Türkiye, Yunanistan’a Ege gibi yarı kapalı denizlerde çevresel işbirliği çağrılarını sürdürüyor. Cumhurbaşkanı Recep Tayyip Erdoğan ve Yunanistan Devlet Başkanı Kiryakos Miçotakis arasında 2023’te imzalanan "Dostane İlişkiler ve İyi Komşuluk Hakkında Atina Bildirgesi" çerçevesinde, sorunların uluslararası hukuk ve iyi komşuluk ilişkileri temelinde çözülmesi gerektiği vurgulandı.
Yunanistan Dışişleri Bakanlığı ise Türkiye’nin adımına sert tepki gösterdi. Bakanlık, bu adımın “kabul edilemez” olduğunu belirterek, Türkiye’nin eylemini tek taraflı ve hukuka aykırı bir hareket olarak nitelendirdi. Ayrıca, Yunanistan’ın egemenlik haklarına karşı herhangi bir hukuki sonuç doğurmadığını vurguladı.
Fethiye-Kaş bölgesindeki yeni deniz koruma alanı, yalnızca Türkiye için değil, uluslararası doğa koruma camiası için de büyük bir öneme sahip. Bölge, nesli tükenmekte olan Akdeniz Foku gibi türler için kritik bir yaşam alanı oluştururken, aynı zamanda balina türlerinin beslenme ve üreme alanı olarak da büyük bir rol oynamaktadır.

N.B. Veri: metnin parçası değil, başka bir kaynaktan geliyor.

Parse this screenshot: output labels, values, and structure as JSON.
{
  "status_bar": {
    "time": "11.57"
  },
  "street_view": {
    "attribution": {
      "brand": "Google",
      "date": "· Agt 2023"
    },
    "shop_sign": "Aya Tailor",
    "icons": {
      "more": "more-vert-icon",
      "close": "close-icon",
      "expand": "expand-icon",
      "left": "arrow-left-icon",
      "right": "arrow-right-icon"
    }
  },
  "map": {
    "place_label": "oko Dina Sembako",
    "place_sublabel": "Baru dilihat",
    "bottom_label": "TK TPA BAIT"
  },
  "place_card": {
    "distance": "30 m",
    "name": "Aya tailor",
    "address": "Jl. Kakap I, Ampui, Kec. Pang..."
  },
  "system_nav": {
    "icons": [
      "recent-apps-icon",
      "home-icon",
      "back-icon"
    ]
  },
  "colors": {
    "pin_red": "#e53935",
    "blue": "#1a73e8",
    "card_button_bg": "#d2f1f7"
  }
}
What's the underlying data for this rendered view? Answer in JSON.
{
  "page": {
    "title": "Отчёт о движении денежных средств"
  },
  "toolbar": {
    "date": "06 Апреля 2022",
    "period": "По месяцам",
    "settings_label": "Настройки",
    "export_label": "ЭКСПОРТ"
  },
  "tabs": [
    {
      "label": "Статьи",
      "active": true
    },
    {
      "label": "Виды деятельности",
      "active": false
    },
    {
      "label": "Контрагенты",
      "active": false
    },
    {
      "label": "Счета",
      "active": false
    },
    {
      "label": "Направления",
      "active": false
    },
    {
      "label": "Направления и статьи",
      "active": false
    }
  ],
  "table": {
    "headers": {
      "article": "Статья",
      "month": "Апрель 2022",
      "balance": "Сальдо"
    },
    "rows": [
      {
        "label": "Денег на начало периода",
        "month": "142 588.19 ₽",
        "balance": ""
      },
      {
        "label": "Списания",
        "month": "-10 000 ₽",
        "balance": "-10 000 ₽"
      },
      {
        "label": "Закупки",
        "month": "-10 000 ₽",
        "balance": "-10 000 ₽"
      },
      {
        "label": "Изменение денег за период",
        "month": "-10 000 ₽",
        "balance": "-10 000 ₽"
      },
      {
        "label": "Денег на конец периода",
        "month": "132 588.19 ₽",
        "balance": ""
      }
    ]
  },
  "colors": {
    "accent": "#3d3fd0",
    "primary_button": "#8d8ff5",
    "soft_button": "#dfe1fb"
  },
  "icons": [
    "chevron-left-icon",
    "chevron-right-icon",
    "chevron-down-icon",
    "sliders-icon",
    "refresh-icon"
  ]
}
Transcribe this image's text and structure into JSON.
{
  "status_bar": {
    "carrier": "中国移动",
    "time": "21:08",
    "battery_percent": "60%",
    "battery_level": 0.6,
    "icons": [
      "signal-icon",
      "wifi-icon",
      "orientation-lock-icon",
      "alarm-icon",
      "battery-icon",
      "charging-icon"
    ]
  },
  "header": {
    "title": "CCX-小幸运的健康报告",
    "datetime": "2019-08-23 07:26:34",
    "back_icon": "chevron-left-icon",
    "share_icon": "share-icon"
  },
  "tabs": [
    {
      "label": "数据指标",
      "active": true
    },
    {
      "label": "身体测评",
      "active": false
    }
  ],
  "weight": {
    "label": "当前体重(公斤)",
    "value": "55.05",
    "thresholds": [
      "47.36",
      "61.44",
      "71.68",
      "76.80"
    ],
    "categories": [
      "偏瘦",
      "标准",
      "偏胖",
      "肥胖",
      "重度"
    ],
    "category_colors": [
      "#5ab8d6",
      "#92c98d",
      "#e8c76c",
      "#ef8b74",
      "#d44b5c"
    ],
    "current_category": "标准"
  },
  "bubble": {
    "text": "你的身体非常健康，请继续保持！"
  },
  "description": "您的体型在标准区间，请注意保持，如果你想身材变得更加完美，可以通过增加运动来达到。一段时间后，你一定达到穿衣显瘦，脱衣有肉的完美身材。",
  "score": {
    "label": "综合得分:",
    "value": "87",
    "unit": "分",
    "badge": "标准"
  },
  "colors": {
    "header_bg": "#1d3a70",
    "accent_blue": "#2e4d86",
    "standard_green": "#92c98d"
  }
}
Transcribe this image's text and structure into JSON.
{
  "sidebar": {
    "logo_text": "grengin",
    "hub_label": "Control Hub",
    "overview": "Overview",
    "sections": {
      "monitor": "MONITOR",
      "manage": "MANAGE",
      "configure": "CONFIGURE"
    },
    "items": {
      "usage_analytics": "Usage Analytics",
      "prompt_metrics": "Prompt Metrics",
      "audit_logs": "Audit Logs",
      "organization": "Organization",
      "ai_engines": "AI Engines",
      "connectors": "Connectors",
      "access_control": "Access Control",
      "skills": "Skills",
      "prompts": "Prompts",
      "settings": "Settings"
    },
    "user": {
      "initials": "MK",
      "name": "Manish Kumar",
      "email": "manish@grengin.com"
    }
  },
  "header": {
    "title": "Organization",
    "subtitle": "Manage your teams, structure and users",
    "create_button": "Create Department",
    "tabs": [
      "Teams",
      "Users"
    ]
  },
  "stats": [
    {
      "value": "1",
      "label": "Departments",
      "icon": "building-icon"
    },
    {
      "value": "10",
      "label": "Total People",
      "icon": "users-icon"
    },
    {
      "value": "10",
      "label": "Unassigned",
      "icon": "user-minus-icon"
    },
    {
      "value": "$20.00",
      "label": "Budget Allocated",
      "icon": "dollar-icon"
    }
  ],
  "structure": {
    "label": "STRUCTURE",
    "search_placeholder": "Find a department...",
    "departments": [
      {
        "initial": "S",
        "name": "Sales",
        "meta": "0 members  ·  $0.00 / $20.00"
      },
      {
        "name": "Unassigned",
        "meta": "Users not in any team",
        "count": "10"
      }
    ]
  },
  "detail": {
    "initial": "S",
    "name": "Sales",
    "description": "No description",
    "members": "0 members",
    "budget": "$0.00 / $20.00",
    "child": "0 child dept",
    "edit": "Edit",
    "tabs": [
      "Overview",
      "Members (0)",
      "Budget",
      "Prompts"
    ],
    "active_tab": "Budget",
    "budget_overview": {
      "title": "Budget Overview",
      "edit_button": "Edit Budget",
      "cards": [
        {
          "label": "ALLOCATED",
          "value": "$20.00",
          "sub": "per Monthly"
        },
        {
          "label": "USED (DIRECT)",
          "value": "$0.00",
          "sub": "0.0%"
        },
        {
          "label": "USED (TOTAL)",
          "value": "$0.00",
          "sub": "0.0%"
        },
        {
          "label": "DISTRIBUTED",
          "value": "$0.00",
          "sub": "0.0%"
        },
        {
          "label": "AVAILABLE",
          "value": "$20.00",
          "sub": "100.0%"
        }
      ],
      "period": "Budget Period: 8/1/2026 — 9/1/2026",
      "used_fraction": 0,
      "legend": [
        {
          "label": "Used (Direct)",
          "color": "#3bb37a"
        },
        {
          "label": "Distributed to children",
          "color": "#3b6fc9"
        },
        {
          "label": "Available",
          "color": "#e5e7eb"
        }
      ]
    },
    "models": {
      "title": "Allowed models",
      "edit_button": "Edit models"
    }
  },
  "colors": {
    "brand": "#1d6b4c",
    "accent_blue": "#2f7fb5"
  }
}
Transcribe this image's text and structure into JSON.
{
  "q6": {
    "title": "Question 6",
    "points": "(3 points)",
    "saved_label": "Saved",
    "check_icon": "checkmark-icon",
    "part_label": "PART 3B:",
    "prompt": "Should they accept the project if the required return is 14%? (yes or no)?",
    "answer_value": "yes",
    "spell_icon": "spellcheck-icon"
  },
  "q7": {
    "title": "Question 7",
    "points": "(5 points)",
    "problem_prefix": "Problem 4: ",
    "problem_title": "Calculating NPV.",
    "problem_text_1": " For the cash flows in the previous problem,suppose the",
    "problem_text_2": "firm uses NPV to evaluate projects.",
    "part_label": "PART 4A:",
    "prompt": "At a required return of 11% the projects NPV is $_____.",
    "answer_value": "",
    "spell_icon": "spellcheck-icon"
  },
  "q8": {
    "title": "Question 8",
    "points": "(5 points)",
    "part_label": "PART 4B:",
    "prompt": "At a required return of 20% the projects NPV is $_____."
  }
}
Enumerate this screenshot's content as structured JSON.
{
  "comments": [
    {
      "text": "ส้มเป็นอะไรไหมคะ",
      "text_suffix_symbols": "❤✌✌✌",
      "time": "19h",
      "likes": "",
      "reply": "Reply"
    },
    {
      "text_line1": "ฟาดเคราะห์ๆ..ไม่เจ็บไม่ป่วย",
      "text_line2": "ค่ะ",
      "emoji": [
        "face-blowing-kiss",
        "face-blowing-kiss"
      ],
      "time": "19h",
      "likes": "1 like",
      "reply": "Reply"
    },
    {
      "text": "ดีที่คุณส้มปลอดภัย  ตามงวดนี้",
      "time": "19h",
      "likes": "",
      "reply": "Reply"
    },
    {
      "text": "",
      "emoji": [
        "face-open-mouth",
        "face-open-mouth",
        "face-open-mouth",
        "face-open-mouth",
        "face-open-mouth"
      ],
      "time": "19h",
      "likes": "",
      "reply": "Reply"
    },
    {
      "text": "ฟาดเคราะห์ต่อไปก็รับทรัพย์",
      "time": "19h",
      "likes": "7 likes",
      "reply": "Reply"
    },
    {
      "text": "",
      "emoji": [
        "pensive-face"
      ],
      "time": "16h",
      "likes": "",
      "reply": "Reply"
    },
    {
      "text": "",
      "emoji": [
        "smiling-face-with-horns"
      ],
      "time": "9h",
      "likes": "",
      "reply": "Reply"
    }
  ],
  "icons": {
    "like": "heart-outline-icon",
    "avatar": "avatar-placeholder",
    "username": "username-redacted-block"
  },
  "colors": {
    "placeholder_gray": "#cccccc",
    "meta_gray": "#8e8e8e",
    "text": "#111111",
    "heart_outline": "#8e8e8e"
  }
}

Türkiye’nin yeni deniz koruma alanları, bölgedeki deniz ekosistemini koruma ve sürdürülebilir bir çevre politikası oluşturma yolunda önemli bir adım. Bu adımlar, Mavi Vatan stratejisinin bir parçası olarak, denizlerin korunmasına ve çevresel denetimlerin güçlendirilmesine olanak tanıyacak.